The Chief Executive Officer of the National Petroleum Authority (NPA), Alhassan Sulemana Tampuli has rejected calls by some industry players for the Authority to abandon the ongoing piloting of the LPG Cylinder Re-circulation Model Policy.
The CEO of Ghana’s petroleum downstream regulator believes the Authority has gone far with the programme, hence, abandoning it is not the best option.
“We are determined to secure the safety of consumers and despite the difficulties, the pilot will not be abandoned,” Alhassan Tampuli explained.
Gas Tanker Drivers Association in the West African nation, recently, urged the NPA to halt the piloting of the LPG CRM programme claiming that the piloting, which was done in Obuasi and Kade in the Ashanti and Eastern Regions, had failed.
They accused the NPA of wasting state resources.
Vice Chairman of the LPG Marketers’ Association, Gabriel Kumi backed calls by the drivers to halt the piloting programme.
However, speaking at the 4th Phase of the piloting in the Jomoro District in the Western Region, Mr Tampuli indicated that industry stakeholders are important to the implementation of the policy, so their concerns and views would not be discarded.
Mr Tampuli said the pilot committee has no intention of excluding any industry member from the exercise, saying their commitment and contributions were always considered in the working document.

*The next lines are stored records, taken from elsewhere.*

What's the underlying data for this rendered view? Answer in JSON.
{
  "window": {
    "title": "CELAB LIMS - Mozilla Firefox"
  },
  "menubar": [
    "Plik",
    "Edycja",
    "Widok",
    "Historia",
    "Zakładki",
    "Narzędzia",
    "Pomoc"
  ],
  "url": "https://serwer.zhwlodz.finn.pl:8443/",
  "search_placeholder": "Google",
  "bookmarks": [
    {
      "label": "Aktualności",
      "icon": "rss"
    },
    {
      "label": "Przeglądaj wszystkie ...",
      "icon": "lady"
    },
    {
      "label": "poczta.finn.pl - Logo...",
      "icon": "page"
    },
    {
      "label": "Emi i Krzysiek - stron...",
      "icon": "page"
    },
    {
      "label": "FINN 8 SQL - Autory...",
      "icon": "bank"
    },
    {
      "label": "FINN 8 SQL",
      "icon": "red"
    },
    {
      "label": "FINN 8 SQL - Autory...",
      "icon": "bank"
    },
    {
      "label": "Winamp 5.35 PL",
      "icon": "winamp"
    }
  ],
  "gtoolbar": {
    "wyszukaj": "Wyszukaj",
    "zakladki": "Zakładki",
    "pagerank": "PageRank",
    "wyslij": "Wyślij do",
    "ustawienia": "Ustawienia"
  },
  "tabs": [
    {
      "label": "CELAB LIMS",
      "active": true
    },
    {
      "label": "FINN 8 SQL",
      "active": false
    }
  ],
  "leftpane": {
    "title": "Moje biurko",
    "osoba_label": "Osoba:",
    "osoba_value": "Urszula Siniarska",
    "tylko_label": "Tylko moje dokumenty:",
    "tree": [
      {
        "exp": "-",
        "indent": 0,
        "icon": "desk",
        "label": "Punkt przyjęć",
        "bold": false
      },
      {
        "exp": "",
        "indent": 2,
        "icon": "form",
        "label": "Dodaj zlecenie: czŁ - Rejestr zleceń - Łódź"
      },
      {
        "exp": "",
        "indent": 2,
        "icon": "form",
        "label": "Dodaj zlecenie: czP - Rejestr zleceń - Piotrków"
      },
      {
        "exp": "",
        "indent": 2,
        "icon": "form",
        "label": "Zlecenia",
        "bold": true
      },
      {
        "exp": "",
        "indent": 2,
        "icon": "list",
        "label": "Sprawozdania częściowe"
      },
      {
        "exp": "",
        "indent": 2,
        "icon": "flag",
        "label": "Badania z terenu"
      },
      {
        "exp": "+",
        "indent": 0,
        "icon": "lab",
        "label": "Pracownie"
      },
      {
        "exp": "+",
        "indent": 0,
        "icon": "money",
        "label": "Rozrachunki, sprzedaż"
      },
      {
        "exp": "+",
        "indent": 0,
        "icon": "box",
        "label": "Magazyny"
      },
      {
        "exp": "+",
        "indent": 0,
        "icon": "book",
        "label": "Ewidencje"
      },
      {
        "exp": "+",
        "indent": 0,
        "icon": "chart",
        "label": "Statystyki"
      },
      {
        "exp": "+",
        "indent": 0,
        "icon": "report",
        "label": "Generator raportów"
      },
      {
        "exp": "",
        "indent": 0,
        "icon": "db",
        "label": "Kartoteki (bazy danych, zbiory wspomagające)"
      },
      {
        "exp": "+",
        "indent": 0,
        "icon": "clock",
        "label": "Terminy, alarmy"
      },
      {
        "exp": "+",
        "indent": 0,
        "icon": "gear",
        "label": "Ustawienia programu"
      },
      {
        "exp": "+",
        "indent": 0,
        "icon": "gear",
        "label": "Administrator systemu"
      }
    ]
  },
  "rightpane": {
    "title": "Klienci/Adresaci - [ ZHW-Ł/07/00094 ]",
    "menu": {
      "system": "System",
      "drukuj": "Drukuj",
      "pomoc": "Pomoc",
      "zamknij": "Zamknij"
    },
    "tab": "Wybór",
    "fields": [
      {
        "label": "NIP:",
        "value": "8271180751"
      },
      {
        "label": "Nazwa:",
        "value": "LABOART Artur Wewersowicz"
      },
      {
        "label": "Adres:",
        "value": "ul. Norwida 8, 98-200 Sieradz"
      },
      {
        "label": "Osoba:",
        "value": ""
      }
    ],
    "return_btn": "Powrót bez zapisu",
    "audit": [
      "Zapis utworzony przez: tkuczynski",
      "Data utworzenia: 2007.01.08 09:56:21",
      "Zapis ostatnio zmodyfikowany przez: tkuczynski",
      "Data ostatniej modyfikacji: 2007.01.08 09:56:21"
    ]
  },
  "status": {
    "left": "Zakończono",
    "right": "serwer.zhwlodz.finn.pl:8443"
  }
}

“In recent times, we’ve had calls by some industry players to halt the implementation of the CRM pilot phase due to some challenges encountered with the pilot exercises in Kade and Obuasi.
“We need not remind ourselves that one of the reasons for the pilot is to help address difficulties that may arise when we eventually move to a full-scale implementation of the CRM policy.”
He said pilot exercises are conducted to help guide the people to identify problems and fix them and in light of the problems encountered in the pilot areas are being addressed.
Mr Tampuli said a total of 3,983 cylinders have been procured for Jomoro alone to augment the cylinders currently in the hands of consumers in the area.
“All you need to do is to pick your empty cylinder, walk to the gas station and exchange it for a filled cylinder,” he said.
The programme was attended by traditional leaders, opinion leaders and the security agencies.